John Authers writes in the Financial Times (free link here) that value investors remain largely on the sidelines, even with recent market turmoil. As someone looking at some financial stocks to buy, I find this bit noteworthy:
At first glance, it looks as though financial stocks represent a good value opportunity. They are usually valued by their multiple of book value (the total value of the assets on their books, minus their liabilities). On this basis, they are their cheapest in more than a decade.
But there is no margin of safety in financial stocks. The low multiple to book value is not - as would usually be the case - because of pessimism about future earnings prospects.
Rather, it is because nobody quite believes the current stated book values. With subprime defaults running high, and with financial services groups around the world discovering they cannot put a value on assets they had thought were safe, many may have to mark down the assets on their balance sheets. That generates uncertainty and it does not offer much margin of safety.

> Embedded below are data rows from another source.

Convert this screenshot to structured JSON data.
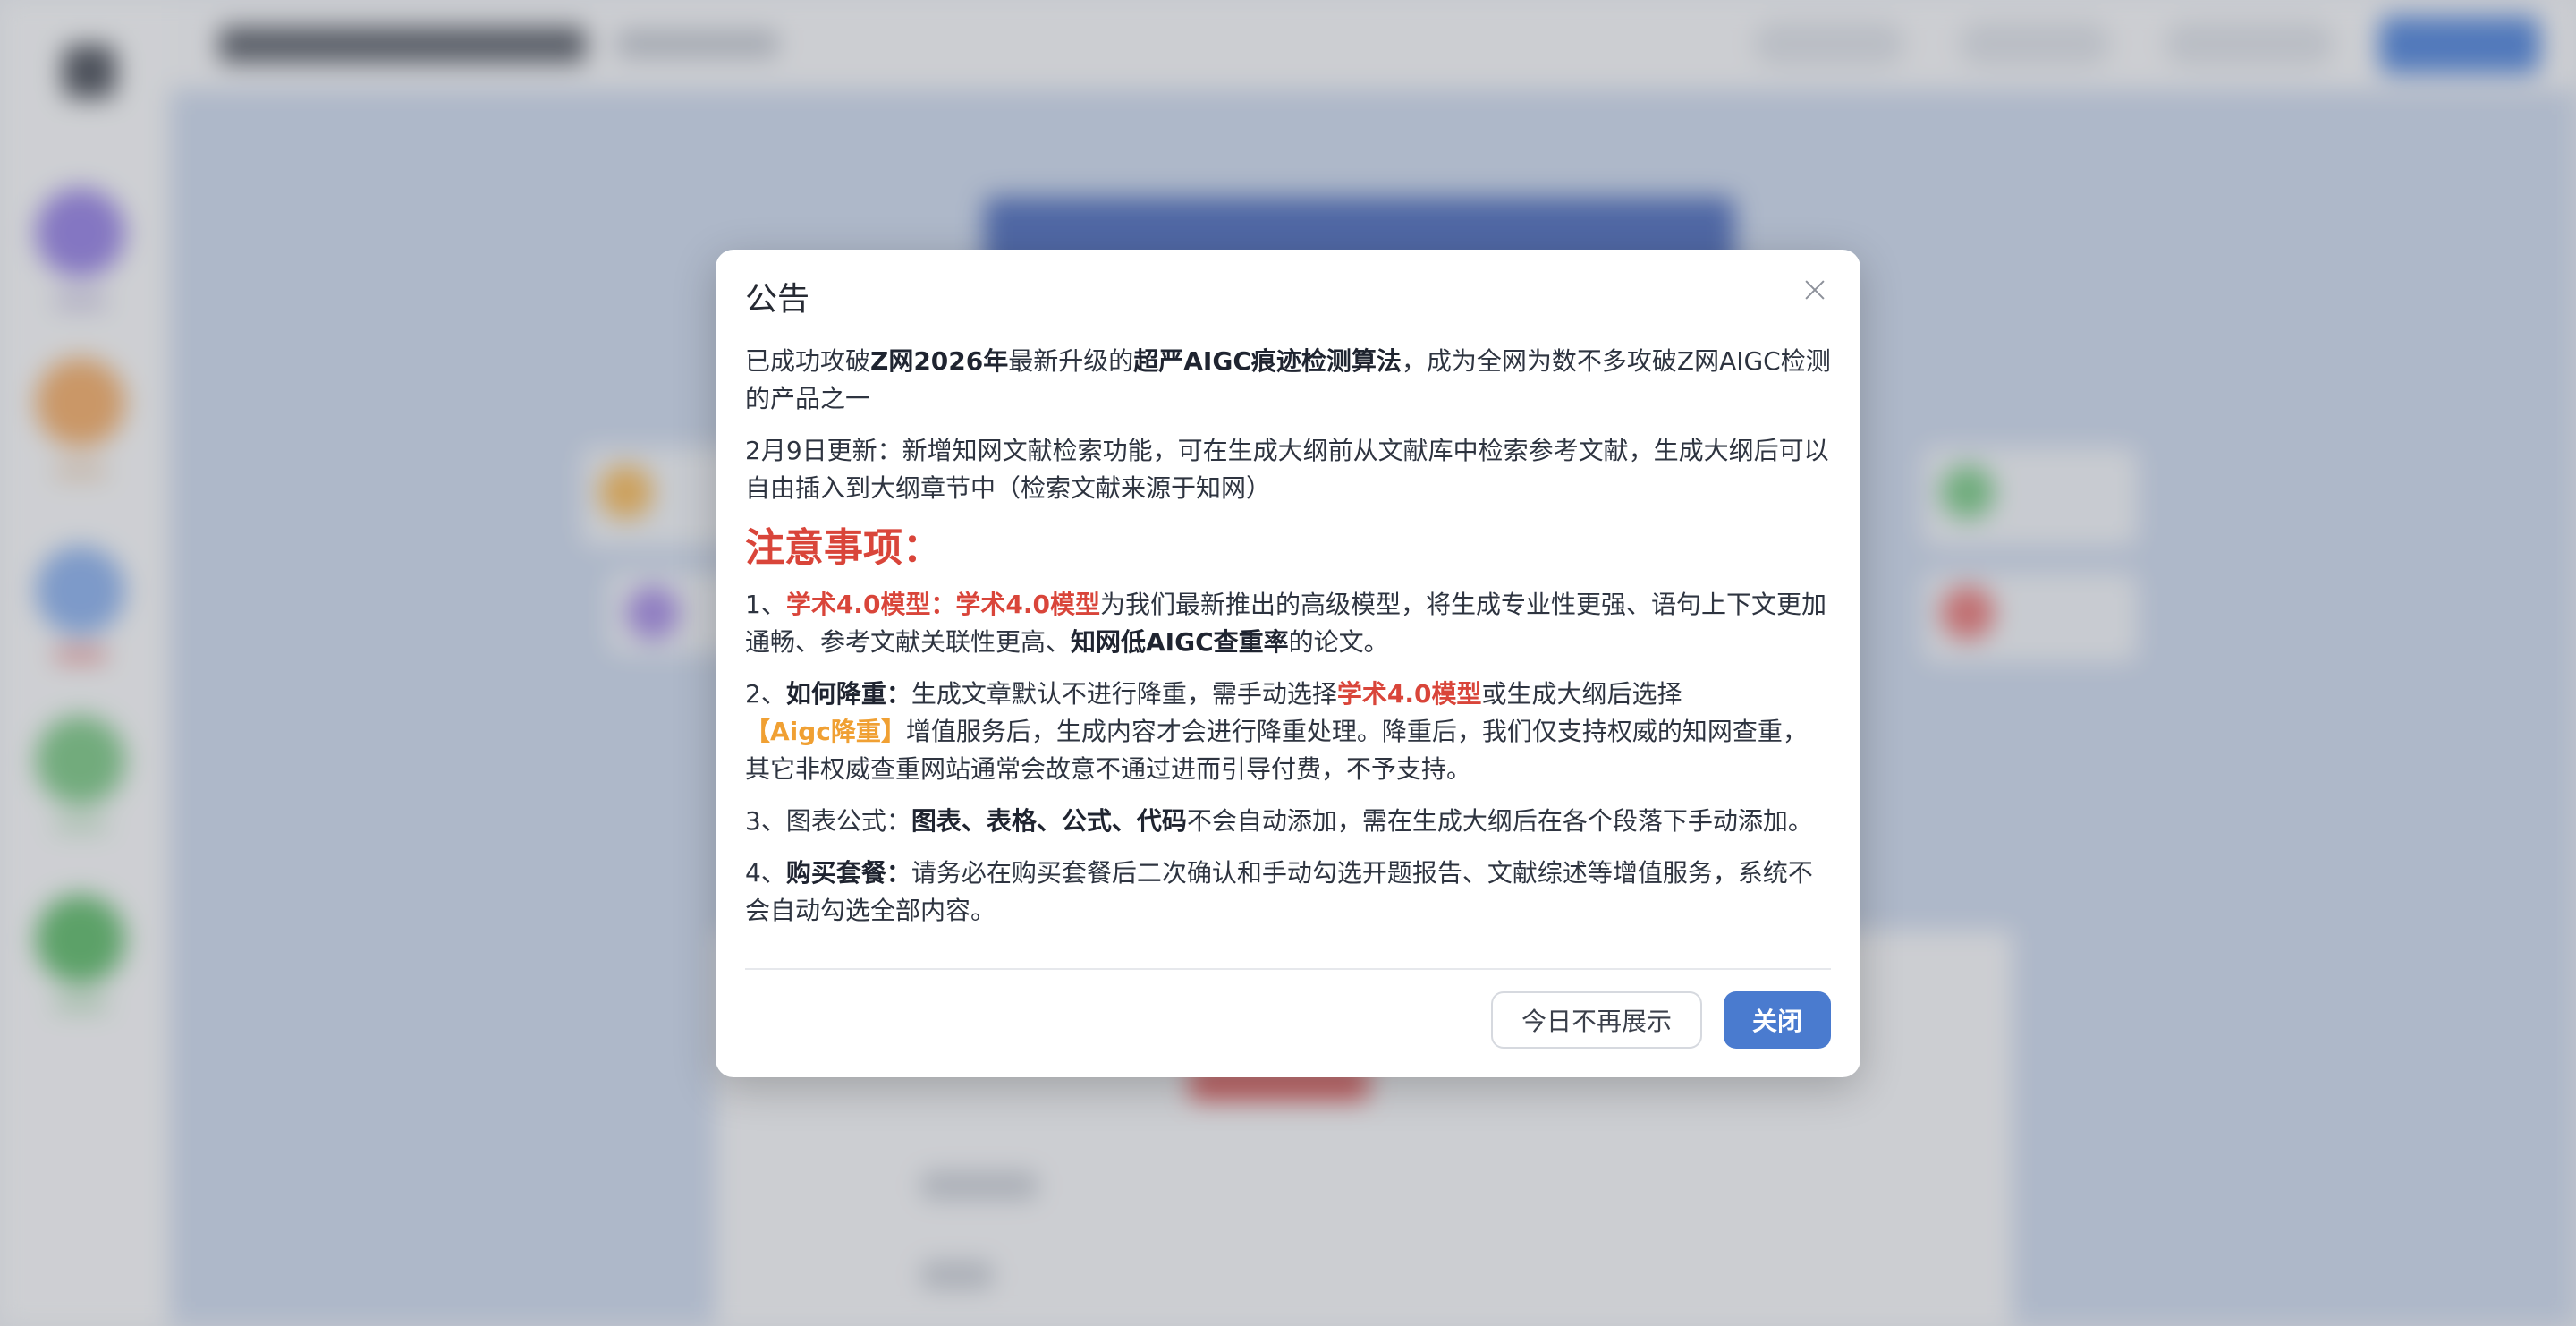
{
  "dialog": {
    "title": "公告",
    "intro": {
      "p1": "已成功攻破",
      "b1": "Z网2026年",
      "p2": "最新升级的",
      "b2": "超严AIGC痕迹检测算法",
      "p3": "，成为全网为数不多攻破Z网AIGC检测的产品之一"
    },
    "update": "2月9日更新：新增知网文献检索功能，可在生成大纲前从文献库中检索参考文献，生成大纲后可以自由插入到大纲章节中（检索文献来源于知网）",
    "notice_heading": "注意事项：",
    "item1": {
      "prefix": "1、",
      "red": "学术4.0模型：学术4.0模型",
      "p1": "为我们最新推出的高级模型，将生成专业性更强、语句上下文更加通畅、参考文献关联性更高、",
      "b1": "知网低AIGC查重率",
      "p2": "的论文。"
    },
    "item2": {
      "prefix": "2、",
      "b1": "如何降重：",
      "p1": "生成文章默认不进行降重，需手动选择",
      "red": "学术4.0模型",
      "p2": "或生成大纲后选择",
      "orange": "【Aigc降重】",
      "p3": "增值服务后，生成内容才会进行降重处理。降重后，我们仅支持权威的知网查重，其它非权威查重网站通常会故意不通过进而引导付费，不予支持。"
    },
    "item3": {
      "prefix": "3、图表公式：",
      "b1": "图表、表格、公式、代码",
      "p1": "不会自动添加，需在生成大纲后在各个段落下手动添加。"
    },
    "item4": {
      "prefix": "4、",
      "b1": "购买套餐：",
      "p1": "请务必在购买套餐后二次确认和手动勾选开题报告、文献综述等增值服务，系统不会自动勾选全部内容。"
    },
    "buttons": {
      "dismiss_today": "今日不再展示",
      "close": "关闭"
    }
  }
}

Of course, what Authers says may well be true generally, but I'm a stock picker so I'm looking at specific companies. I could always uncover a nugget or two with his larger point still being on the money.
You've doubtless heard the old investment saying to buy "when there's blood in the streets." It will be interesting to see how much more blood gets spilled in the weeks and months ahead.
there are folks saying that this credit crunch is / could be worse than dotcom bubble.
I remember 2001 when all the tech stocks felt like "value".. only to be further crushed. The real value entry points were available only in 2002 / 03 in tech stocks!
Posted by: five_whys | September 08, 2007 at 11:40 PM
five: Good point. No one knows what's going to happen but we could always see a second leg downward.